Conference notes that private sector providers of key services hope to profit from this attack on public provision – both by winning new publicly funded contracts, and by offering superior ‘top-up’ services to those able to pay while universal provision is run down. Conference notes that policies claiming to achieve economies of scale by sharing or pooling funding streams, or deliver ‘personalisation’ and individual choice, all too often have the effect of creating new opportunities for the private sector to extract profits and fees while public sector provision contracts. Furthermore the continuing inadequacy of workforce protections means that the transfer of services to the private sector entails the achievement of short-term cost-savings at the expense of employment standards and the long-term stability and quality of the service.

Conference applauds the work of UNISON’s Million Voices campaign which has celebrated and promoted the vital work that our members and other public service workers do, ensuring that their voices are heard in the public debate and educating the public about the differences they make to their lives and communities.

It is clear that over the coming year this work will need to be stepped up.

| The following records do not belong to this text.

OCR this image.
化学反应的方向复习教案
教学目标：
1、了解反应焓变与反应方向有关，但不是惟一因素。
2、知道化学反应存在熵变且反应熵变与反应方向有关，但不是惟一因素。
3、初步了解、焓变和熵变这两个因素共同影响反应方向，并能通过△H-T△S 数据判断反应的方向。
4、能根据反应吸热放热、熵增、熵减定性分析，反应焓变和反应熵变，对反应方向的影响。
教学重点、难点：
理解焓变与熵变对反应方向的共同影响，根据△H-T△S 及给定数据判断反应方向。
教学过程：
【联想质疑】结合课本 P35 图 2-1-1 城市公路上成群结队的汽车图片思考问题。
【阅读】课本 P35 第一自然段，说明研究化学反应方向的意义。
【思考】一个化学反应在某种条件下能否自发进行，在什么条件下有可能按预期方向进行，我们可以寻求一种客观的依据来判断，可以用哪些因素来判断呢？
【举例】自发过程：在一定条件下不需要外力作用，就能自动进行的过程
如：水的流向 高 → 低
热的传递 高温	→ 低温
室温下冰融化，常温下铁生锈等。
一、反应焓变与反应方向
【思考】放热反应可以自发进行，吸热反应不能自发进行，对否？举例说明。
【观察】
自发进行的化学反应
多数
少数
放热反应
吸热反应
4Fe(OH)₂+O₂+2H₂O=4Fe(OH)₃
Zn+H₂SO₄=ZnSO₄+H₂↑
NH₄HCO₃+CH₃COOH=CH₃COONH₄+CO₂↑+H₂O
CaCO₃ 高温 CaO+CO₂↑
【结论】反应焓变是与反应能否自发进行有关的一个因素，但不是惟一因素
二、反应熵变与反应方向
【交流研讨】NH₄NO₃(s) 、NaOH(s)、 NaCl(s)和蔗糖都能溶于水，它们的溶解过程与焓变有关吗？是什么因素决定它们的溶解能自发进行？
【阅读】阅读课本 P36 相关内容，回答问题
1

Conference therefore calls on the National Executive Council to:

a)Ensure that the need to strengthen and invest in key areas such as health and social care, affordable housing, education and training, and all the services that support our communities, remains at the top of the national political agenda and informs the comprehensive spending review planned to take place in 2011;

b)Continue to highlight the contributions and commitment of public service workers and the fact that securing quality public services means supporting them with decent pay and pensions; job security and development opportunities; access to training and learning; excellent working conditions and measures to improve their health, safety and wellbeing; staff consultation and involvement in decisions; and a strong trade union voice in every workplace;

c)Highlight and oppose moves to privatise service provision and increase the power of the private ‘public services industry’ that will fragment service delivery, increase exploitation of employees and service users, weaken democratic accountability and lead to mounting costs and delivery failures in the longer term;

d)Develop and promote the case for fair and effective taxation, including local taxation needed to fund democratically accountable local services, as essential for securing the resources needed to employ and pay public service workers and develop public facilities, assets and infrastructure, including social housing;

e)Continue and step up the work that the Million Voices campaign has begun to involve regions, branches, members, service users and the wider public in developing and promoting the case for public services and a fair society, so that UNISON’s lobbying and campaigning is firmly rooted in workplaces and communities and backed up by local initiatives and action.

f) Continue to support the campaign for a Robin Hood Tax on financial transactions to make banks and finance houses contribute to the costs of clearing up the damage caused by the economic crisis.